IMAGEM ILUSTRATIVA CRIADA POR IA

Entre tabuleiros e tiroteios, o Rio de Janeiro se transforma num jogo de poder onde a vitória é medida em territórios — e as perdas, em vidas.

Enquanto preparava minha derradeira jogada — aquela que me faria vencer mais uma batalha num dos mais conhecidos jogos de tabuleiro — acabei assistindo a uma vitória improvável de um dos adversários mais subestimados da nossa turma. Éramos quatro jogadores.

Meu objetivo era conquistar a América do Sul, a Europa e mais um continente (faltavam apenas dois territórios da Oceania). Ou seja, era quase certo que, na jogada seguinte, eu seria vitorioso.

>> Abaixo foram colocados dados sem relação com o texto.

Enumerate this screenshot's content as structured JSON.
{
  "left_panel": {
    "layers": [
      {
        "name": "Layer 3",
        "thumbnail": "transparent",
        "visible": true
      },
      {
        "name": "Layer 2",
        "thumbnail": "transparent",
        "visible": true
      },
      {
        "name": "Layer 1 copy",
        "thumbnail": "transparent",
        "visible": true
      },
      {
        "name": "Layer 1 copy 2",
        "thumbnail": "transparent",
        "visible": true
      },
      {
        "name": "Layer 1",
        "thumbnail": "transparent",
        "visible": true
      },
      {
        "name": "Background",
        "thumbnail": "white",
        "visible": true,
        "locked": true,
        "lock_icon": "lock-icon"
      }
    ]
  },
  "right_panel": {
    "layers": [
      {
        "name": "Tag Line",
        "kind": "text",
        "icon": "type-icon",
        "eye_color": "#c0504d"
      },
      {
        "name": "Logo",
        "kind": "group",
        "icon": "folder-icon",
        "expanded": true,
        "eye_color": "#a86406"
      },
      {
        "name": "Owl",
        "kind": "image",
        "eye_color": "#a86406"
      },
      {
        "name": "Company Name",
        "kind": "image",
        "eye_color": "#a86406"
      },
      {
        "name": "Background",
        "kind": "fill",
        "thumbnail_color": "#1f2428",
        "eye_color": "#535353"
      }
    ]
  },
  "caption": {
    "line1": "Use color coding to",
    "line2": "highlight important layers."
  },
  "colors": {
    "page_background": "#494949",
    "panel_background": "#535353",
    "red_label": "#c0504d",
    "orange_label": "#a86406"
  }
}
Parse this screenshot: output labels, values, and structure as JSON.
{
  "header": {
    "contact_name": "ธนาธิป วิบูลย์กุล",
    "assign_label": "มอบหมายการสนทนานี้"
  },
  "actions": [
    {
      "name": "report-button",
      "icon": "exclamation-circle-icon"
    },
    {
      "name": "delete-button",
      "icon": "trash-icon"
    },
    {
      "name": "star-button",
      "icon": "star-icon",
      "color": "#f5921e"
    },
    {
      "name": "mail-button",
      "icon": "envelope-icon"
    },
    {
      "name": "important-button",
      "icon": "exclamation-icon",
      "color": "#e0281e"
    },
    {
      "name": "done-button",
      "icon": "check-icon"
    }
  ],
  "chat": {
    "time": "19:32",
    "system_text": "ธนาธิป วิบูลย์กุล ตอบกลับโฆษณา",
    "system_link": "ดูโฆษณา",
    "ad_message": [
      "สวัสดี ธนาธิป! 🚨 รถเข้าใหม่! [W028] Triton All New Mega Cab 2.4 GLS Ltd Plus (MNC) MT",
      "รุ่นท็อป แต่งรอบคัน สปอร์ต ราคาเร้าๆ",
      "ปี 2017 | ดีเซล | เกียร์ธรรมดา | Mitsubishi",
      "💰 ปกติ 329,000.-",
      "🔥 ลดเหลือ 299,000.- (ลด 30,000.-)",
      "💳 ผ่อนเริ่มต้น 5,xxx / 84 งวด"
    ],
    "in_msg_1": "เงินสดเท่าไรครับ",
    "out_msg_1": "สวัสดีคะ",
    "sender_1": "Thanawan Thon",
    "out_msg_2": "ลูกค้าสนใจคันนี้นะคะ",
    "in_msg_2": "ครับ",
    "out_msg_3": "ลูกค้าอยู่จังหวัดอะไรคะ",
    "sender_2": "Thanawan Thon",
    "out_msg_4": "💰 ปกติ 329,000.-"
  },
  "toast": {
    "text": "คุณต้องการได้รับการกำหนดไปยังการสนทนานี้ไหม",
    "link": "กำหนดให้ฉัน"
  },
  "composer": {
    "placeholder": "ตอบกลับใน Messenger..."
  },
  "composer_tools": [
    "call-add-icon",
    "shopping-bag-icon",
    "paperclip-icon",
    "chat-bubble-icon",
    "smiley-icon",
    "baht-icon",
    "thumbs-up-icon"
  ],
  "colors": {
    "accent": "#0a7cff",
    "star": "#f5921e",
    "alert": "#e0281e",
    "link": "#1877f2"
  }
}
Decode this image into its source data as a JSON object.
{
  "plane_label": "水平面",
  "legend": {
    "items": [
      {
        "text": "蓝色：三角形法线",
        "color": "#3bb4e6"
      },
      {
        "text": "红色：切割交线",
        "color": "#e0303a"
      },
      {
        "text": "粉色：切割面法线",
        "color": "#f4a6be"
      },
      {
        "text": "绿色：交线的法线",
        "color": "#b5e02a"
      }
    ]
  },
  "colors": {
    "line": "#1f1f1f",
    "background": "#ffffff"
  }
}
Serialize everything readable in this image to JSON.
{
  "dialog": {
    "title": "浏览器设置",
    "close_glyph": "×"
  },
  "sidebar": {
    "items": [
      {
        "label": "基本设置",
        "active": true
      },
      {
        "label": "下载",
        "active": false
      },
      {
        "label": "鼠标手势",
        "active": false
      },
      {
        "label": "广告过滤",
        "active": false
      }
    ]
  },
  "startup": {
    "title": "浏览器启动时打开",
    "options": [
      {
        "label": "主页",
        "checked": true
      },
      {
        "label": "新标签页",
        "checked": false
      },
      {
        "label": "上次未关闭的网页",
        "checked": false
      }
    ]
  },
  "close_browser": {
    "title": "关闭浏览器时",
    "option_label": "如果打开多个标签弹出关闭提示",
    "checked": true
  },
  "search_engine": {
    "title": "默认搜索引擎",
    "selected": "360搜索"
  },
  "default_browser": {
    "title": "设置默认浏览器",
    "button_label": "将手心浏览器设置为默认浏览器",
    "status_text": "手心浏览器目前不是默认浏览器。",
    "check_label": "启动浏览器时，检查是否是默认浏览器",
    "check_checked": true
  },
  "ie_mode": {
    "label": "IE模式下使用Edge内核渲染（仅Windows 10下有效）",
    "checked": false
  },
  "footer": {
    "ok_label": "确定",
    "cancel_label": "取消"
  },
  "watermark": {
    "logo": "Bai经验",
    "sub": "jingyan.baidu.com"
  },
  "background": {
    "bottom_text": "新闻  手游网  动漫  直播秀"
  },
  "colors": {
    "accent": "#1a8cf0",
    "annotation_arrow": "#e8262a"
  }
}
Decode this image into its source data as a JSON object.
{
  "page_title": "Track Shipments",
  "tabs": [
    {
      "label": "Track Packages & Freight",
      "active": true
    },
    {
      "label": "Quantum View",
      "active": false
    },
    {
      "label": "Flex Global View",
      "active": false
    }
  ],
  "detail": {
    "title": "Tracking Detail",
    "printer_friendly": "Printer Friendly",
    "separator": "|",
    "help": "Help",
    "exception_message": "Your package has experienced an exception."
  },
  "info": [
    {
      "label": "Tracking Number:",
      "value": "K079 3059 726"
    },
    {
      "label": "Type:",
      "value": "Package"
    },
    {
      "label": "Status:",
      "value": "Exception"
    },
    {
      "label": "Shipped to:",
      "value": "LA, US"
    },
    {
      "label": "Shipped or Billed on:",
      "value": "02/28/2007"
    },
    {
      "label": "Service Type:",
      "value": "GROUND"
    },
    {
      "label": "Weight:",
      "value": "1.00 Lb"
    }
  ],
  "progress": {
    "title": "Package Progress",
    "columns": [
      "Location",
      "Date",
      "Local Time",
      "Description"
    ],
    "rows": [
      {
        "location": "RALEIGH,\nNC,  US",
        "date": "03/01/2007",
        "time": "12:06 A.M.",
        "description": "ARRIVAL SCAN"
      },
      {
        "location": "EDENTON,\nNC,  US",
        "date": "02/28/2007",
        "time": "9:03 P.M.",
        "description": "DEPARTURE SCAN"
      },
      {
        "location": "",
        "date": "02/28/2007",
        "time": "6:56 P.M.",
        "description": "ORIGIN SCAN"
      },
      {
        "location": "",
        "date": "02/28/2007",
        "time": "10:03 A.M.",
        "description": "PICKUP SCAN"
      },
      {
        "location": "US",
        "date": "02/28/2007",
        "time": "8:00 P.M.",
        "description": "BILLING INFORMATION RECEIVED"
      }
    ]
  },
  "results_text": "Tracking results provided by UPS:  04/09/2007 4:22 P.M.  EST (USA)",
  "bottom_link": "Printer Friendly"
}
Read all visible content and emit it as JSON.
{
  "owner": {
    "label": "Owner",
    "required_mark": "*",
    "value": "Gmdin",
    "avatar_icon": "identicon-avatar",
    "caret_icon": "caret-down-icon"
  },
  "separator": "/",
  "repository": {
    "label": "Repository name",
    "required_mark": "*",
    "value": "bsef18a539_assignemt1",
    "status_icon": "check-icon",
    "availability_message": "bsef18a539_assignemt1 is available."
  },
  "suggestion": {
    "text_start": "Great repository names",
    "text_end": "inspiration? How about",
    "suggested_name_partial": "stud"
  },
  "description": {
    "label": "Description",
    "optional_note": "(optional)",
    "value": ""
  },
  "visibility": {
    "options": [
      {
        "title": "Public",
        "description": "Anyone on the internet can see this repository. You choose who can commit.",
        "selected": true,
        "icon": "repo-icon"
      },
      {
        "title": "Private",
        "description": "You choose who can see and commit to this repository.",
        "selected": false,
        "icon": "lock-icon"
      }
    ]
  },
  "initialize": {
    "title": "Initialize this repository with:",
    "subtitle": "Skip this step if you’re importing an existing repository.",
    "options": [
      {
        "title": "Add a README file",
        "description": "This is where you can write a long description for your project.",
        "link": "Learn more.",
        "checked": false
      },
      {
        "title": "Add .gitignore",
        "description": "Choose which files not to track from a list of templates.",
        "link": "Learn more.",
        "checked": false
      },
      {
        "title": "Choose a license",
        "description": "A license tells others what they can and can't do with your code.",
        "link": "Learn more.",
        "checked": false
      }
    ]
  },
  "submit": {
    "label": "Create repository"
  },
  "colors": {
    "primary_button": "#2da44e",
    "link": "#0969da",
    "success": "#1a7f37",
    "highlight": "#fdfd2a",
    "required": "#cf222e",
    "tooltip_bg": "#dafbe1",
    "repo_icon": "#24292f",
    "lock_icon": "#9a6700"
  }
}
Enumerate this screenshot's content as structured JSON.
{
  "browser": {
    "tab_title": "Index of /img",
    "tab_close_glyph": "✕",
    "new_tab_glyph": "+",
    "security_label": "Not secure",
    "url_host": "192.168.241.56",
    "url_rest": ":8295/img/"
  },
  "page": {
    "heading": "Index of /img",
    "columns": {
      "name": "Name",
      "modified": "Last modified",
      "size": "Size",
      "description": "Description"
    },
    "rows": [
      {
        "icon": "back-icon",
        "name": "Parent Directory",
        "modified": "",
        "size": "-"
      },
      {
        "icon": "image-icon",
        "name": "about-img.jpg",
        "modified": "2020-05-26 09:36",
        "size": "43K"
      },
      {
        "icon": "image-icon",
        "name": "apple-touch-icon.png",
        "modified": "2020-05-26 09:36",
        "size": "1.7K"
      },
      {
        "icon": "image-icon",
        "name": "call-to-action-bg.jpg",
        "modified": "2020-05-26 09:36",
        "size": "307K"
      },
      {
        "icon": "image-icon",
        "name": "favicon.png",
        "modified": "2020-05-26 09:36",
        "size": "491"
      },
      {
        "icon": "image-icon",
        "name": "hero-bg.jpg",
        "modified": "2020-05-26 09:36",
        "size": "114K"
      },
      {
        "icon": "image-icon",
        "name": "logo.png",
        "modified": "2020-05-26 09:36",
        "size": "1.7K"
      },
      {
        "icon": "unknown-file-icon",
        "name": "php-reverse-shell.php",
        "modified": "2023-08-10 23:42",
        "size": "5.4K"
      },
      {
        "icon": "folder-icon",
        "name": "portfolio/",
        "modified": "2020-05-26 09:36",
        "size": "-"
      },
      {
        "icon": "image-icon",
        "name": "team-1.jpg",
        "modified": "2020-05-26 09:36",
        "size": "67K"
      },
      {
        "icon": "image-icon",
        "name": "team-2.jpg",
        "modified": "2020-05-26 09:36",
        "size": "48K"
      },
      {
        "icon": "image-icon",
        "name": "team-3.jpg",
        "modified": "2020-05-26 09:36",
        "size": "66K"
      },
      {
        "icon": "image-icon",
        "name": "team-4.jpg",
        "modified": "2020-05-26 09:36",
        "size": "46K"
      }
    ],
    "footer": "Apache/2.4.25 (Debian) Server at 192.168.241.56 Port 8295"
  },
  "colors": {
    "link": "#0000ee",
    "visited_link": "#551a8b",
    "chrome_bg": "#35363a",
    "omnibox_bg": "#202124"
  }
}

Só não contava que um dos colegas tivesse como meta conquistar 24 territórios aleatórios.

A vitória abrupta do meu colega naquele jogo de War trouxe algumas lições que carrego até os dias de hoje. Mas a maior delas é a de que jamais podemos subestimar nossos oponentes — ou mesmo aqueles que estão ao nosso lado.

Enquanto os “favoritos” se enfrentavam, gastando forças e atenção em duelos previsíveis, o jogador improvável avançava pelas margens do tabuleiro, silencioso e estratégico. Quando percebemos, ele havia dominado tudo. No fundo, o “War” é mais do que um jogo: é uma metáfora sobre poder, dominação e vaidade. E, de certa forma, o que acontece hoje no Rio de Janeiro segue a mesma lógica — só que com vidas reais, sangue e um tabuleiro que há muito perdeu as cores.

Nos últimos dias, o Rio assistiu a uma das operações policiais mais letais de sua história. No Complexo do Alemão e na Penha, mais de 119 pessoas morreram, incluindo quatro policiais — dois deles do Bope.

Moradores e entidades afirmam que o número real pode ultrapassar 130 mortos, num episódio que escancarou o colapso da segurança pública e a guerra não declarada entre o Estado, as facções e as milícias.

O Comando Vermelho (CV) reafirmou seu domínio sobre boa parte das comunidades da capital fluminense, enquanto o Primeiro Comando da Capital (PCC) mantém sua força consolidada em São Paulo e expande influência por outros estados. Um levantamento do Fórum Brasileiro de Segurança Pública indica que, somente na Amazônia Legal, o CV atua em 58 municípios e o PCC em 28 — prova de que o problema já ultrapassou o Rio e se espalha pelo país. Diante deste cenário perverso, o que nos resta é tentar, minimamente, entender as engrenagens deste mecanismo e extrair lições para o nosso dia a dia. Vejamos:

1. O poder da invisibilidade

Enquanto o Estado tenta manter o controle do território, as facções e as milícias jogam com outras regras — as da invisibilidade, do tempo e da astúcia. No Rio, o invisível é o que domina. O poder se move pelos becos, pelos túneis e pelas brechas de um sistema que já se acostumou à corrupção e ao medo.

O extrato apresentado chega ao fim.